Here is another question to ponder! What does the “you” look like that you want to reveal to your children? Perhaps it would it be the polished, touched-up portrait that you try to present to the rest of the world—the accomplished, competent, handsome, magnanimous, gracious, smart man, the one that is always right. Or, perhaps it would be the more real photograph of the struggling man, deeply involved in the life or death fight against the powers of this world and the devil, a man who falls sometimes—yes—a sinner: vulnerable, but trusting God for salvation and believing whole heartedly in the steadfast love of his God. You say, of course I want my children to see my best image. What is wrong with that? Nothing—in fact, it is what they will not see that will be missing. What do I mean? Think of the lessons you long to teach your children: how to be a person who repentant sinner; how to seek forgiveness and change behavior. I wonder how these lessons will be learned by your children if all they see is your best image all of the time.

In fact, if we are honest, it’s not possible. Likely your children have witnessed some cracks in your portrait. They have seen you angry, and heard you say mean or selfish words to their mother, to them, or to someone else. Have they heard you ask forgiveness for those words, and have they noticed the genuine sorrow in your voice because you have displeased your wife or Heavenly Father? This is where real teaching of what it means to be a son or daughter of the Heavenly Father begins—by your example. Like your Heavenly Father, do you demonstrate to your children that you intend good for them? (Jeremiah 29:11) Do you seek out your children and communicate to them the love that comes from God as you daily “walk” with them and exchange conversation in the “garden” of your daily life?
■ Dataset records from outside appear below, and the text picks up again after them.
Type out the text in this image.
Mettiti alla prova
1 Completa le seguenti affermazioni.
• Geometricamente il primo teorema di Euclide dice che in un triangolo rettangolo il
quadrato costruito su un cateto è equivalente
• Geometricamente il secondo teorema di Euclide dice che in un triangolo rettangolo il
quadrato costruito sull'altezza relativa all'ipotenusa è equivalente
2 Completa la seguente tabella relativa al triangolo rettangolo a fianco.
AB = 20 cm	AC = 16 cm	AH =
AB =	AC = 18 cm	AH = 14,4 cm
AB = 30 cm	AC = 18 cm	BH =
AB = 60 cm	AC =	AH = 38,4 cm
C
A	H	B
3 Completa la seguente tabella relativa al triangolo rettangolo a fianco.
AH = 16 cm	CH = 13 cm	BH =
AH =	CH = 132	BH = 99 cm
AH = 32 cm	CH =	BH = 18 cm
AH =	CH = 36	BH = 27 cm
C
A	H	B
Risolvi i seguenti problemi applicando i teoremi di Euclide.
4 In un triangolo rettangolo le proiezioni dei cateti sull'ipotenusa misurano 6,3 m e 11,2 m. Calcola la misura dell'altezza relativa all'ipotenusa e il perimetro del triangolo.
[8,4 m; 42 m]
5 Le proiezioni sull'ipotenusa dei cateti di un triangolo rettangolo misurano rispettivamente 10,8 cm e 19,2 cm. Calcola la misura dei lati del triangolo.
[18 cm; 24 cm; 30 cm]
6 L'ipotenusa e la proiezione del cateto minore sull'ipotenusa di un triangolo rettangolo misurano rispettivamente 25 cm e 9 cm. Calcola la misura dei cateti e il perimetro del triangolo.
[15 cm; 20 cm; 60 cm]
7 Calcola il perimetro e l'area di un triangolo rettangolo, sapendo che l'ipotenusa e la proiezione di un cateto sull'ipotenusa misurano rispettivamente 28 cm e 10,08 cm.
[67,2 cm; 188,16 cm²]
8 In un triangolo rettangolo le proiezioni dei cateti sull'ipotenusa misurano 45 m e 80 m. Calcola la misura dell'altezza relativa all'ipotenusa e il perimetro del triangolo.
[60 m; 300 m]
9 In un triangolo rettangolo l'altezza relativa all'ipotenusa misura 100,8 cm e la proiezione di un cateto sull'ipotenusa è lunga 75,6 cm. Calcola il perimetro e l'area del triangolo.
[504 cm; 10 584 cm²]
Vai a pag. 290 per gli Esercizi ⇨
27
You say, “God walked with Adam and Eve in the garden before the fall! That is an unrealistic standard – God’s relationship is not like that with us anymore!” No it isn’t, is it? After the fall, God could have said, “They had their chance, and they blew it. They were privileged to walk with me, the Lord of the Universe, in the garden I made for them, but they did not appreciate it, so they are not worthy of me! I will have nothing more to do with them!” But that is not what we find at all.

Between Genesis and Revelation, we find all that God has done to restore our fellowship with him and to continue to reveal himself that we might truly know him and enjoy his fellowship forever. In fact, God’s love and desire for our being with him compelled him to send his only begotten Son into ourworld, to die on a cross to pay our penalty for sins. Why? To restore fellowship between God and his children.
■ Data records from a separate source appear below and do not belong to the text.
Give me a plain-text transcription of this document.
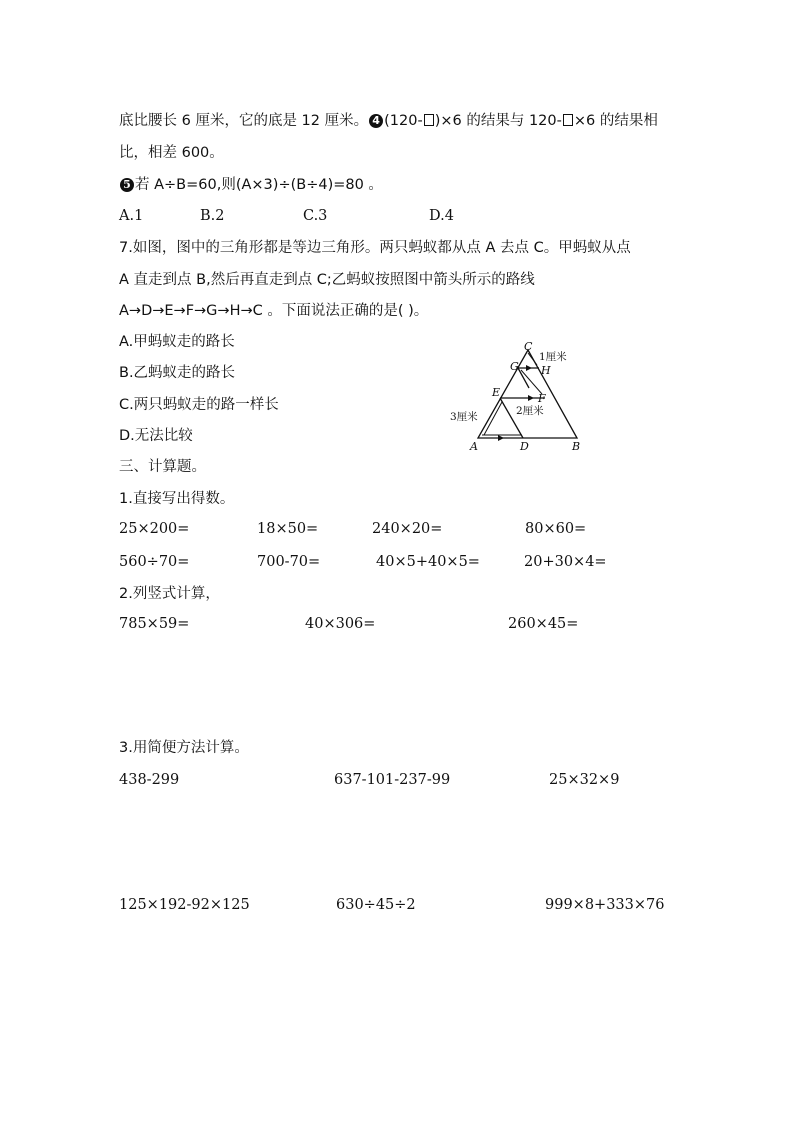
底比腰长 6 厘米，它的底是 12 厘米。 4 (120- )×6 的结果与 120- ×6 的结果相
比，相差 600。
5 若 A÷B=60,则(A×3)÷(B÷4)=80 。
A.1	B.2	C.3	D.4
7.如图，图中的三角形都是等边三角形。两只蚂蚁都从点 A 去点 C。甲蚂蚁从点
A 直走到点 B,然后再直走到点 C;乙蚂蚁按照图中箭头所示的路线
A→D→E→F→G→H→C 。下面说法正确的是( )。
A.甲蚂蚁走的路长
B.乙蚂蚁走的路长
C.两只蚂蚁走的路一样长
D.无法比较
A	B
C
D
E	F
G H
1厘米
2厘米
3厘米
三、计算题。
1.直接写出得数。
25×200=	18×50=	240×20=	80×60=
560÷70=	700-70=	40×5+40×5=	20+30×4=
2.列竖式计算，
785×59=	40×306=	260×45=
3.用简便方法计算。
438-299	637-101-237-99	25×32×9
125×192-92×125	630÷45÷2	999×8+333×76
This knowing and being known seems a bigger part of the fatherhood model than we realized! God wants us to know him. He has given us all we need to know him, and he wants us to be with him where he is. Let’s take these truths and demonstrate them to our children. Let’s enjoy being with them, communicating and sharing ourselves, interceding for them just as Jesus Christ intercedes for us with the Heavenly Father—that we may all be with him where he is (John 17). This could be the most important lesson of your father-role: those who seek God find him. He wants to be known. “’You will seek me and find me,’ says the Lord, ‘when you seek me with all your heart. I will be found by you,’ declares the Lord. . .” May you as a father demonstrate this life-saving truth to your children. As you reveal yourself—in all your struggling, repentance, and faith—to them, may they learn how to seek after God!